The simplicity of each courtyard distills the experience of nature, encouraging one to appreciate its subtleties. Every interior space is connected to the exterior on two sides. The layering of spaces from exterior to interior to courtyard collapses the boundaries between them. From selected vantage points, one may see across multiple spaces and courtyards to framed views beyond. Each volume has a sculpted roof that funnels light and air into the center of the structure.

The detailing of materials accentuates the central courtyard. The oak floor and weathered oak ceiling boards both radiate outwards from the center. The floor and ceiling boards are custom cut in width and mitered to trace continuously and concentrically around the courtyard. Weathered metal straps on the ceiling further emphasize this geometry and act as a device to organize lighting and audiovisual equipment throughout the house.

The idea of the pavilion is evident through several moves in the landscape. The building’s inverse form is carved out of the earth to create a lower courtyard at the basement level. Planted retaining walls slope down to let light and air into the lower level. Similarly, a sloped, depressed area forms a destination in the landscape, where a grove of trees grows, creating a contemplative spot much like the interior courtyards.

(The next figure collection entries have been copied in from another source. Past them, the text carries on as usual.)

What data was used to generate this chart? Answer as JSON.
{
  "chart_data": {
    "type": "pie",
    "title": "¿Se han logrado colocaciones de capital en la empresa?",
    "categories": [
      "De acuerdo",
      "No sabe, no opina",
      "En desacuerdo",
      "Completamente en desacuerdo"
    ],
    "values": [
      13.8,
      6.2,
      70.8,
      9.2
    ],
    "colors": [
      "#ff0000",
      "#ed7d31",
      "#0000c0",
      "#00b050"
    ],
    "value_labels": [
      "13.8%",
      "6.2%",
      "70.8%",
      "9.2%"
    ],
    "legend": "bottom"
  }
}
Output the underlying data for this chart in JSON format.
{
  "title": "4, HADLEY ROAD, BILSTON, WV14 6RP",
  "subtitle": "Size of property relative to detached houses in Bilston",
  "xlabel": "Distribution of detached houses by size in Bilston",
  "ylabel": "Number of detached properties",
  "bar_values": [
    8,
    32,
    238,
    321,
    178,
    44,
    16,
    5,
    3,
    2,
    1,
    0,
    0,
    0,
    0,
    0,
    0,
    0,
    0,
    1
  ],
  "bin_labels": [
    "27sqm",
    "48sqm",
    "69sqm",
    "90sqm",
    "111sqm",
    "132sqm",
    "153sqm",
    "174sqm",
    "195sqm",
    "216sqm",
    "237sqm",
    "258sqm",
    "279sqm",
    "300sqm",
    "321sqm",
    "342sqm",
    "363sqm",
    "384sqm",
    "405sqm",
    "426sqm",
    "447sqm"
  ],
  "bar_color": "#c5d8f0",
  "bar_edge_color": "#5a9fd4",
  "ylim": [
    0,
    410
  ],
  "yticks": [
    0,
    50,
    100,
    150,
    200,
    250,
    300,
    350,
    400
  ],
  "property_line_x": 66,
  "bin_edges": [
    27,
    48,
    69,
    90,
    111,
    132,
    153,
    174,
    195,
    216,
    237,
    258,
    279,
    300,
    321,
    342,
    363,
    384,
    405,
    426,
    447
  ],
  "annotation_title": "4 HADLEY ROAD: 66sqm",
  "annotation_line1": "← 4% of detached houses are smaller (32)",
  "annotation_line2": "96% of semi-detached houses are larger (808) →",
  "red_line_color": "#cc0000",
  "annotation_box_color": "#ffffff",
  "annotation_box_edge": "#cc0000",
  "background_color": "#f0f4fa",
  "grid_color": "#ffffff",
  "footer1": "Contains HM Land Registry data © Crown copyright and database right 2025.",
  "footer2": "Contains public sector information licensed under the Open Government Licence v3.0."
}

The shingle coursing and pitched roofs reference the early Quaker settlement buildings in the area. A limited number of materials are carefully detailed to accentuate the geometric form of each pavilion. A pronounced shadow line traces around each building and articulates the scale of the oversized shingles and undercoursing layer. On the roof, the shingles are an ideal material as they accommodate tapering courses that follow the roofs compound pitches. At areas below grade bluestone is cut to the same size and shape and applied in a shingled manner on the chimney to retain the uniformity of the volumes.

The Quaker values of simplicity and craft tie the new home to the community. Using the courtyard as a device to bring light and nature into the interior of each volume results in an inward looking and contemplative home that appeases the parents practical concerns and creates a desirable environment for the children’s upbringing.